On February 14, 2012, in an interview with KINK.FM (a Portland, Oregon radio station), Mercer stated that he was currently working on Broken Bells' second album. On October 8, 2013, the band announced the release of its second album, After the Disco. Broken Bells released their lead single from the album, titled "Holding on for Life", on November 4, 2013. After the Disco was released on February 4, 2014. That same day the band covered "And I Love Her" alongside footage of Ringo Starr on an old television as part of the Late Show With David Lettermans "Beatles Week" to celebrate the 50th anniversary of the Beatles' debut appearance on The Ed Sullivan Show. The band performed "Holding on for Life" on the March 7, 2014 episode of The Tonight Show Starring Jimmy Fallon. On December 7, 2018, Broken Bells released "Shelter", their first single in three years. A follow-up single, "Good Luck", was issued on September 27, 2019.

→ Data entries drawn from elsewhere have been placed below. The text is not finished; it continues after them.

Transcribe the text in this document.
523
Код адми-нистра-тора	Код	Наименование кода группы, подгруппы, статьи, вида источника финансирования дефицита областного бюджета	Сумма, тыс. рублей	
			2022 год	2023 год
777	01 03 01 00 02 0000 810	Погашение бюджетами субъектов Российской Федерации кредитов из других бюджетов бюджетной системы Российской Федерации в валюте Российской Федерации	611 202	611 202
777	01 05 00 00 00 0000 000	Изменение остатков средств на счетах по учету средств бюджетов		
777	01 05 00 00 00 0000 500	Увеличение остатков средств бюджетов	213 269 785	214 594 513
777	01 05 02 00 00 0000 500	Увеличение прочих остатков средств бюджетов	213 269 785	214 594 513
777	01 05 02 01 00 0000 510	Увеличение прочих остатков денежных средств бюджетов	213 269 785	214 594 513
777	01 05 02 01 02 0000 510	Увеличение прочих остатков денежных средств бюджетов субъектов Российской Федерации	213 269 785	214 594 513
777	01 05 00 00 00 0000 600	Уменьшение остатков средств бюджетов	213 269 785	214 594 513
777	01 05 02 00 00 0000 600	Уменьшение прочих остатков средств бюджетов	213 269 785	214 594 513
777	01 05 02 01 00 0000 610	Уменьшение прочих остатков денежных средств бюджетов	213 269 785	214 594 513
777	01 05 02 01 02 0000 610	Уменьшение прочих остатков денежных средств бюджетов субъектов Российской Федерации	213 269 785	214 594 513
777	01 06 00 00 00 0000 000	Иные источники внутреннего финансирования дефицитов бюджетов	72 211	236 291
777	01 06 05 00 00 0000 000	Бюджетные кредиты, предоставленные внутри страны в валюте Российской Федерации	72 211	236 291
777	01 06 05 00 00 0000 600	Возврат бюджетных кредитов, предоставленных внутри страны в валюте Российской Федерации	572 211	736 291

"We're Not in Orbit Yet...", the first single from Broken Bells' third album, Into the Blue, was released on June 29, 2022 after an eight-year hiatus. The band released another single, "Saturdays", on August 10, 2022. On September 21, the band released "Love on the Run", the third single from the album.

==Members==
Official members
- James Mercer (also of The Shins) – lead vocals, guitars, bass, keyboards
- Brian Burton (a.k.a. Danger Mouse) – keyboards, bass, drums, production
Touring members
- Dan Elkan – guitar, bass, keyboards, vocals
- Jon Sortland – drums, keyboards, bass, vocals

==Discography==

===Studio albums===

| Title | Album details | Peak chart positions |  |  |  |  |  |  |  |  |  | Certifications |
| US | AUS | BEL (FL) | CAN | DEN | FRA | GER | SCO | SWI | UK |
| Broken Bells | Released: March 9, 2010; Label: Columbia; | 7 | 20 | 72 | 16 | 14 | 88 | 67 | 60 | 17 | 47 | RIAA: Gold; MC: Gold; |
| After the Disco | Released: February 4, 2014; Label: Columbia; | 5 | 14 | 29 | 3 | 22 | 74 | 28 | 17 | 10 | 12 |  |
| Into the Blue | Released: October 7, 2022; Label: AWAL; | — | — | — | — | — | — | — | 66 | 51 | — |  |
"—" denotes releases that did not chart or were not released in that country.

===Extended plays===

| Title | EP details | Peak chart positions |  |  |  |
| US | US Alt. | US Rock | UK Sales |
| Meyrin Fields | Released: March 29, 2011; Label: Columbia; | 62 | 12 | 17 | 68 |

===Singles===

Title: Year; Peak chart positions; Certifications; Album
US Sales: US Rock; BEL (FL); BEL (WA); CAN; FRA; JPN Hot; MEX Eng. Air.; SWI; UK
"The High Road": 2009; 12; 15; —; —; 75; —; 60; 11; 50; —; RIAA: Platinum; MC: Gold;; Broken Bells
"The Ghost Inside": 2010; 23; 42; —; —; —; —; —; 26; —; —; RIAA: Gold;
"Meyrin Fields": 2011; 25; —; —; —; —; —; —; —; —; —; Meyrin Fields
"Holding On for Life": 2013; 9; 22; 53; 80; —; —; —; 38; 88; 173; After the Disco
"After the Disco": 2014; —; 34; 135; —; —; —; —; 42; —; —
"Control": 22; —; —; —; —; 74; —; 47; —; —
"It's That Talk Again": 2015; —; —; —; —; —; —; —; —; —; —; Non-album singles
"Shelter": 2018; —; —; —; —; —; —; —; —; —; —
"Good Luck": 2019; —; —; —; —; —; —; —; —; —; —
"We're Not in Orbit Yet...": 2022; —; —; —; —; —; —; —; —; —; —; Into the Blue
"Saturdays": —; —; —; —; —; —; —; —; —; —
"Love on the Run": —; —; —; —; —; —; —; —; —; —
"—" denotes a release that did not chart.

====Promotional singles====

Title: Year; Peak chart positions; Album
US Rock DL: CAN
"October" (radio): 2010; 24; 99; Broken Bells
"Vaporize" (radio): 2011; —; —
"Perfect World" (stream): 2014; —; —; After the Disco
"Leave It Alone" (stream): —; —
"—" denotes a release that did not chart.

==Awards and nominations==
Broken Bells were nominated at the 2011 Grammy Awards for Best Alternative Music Album.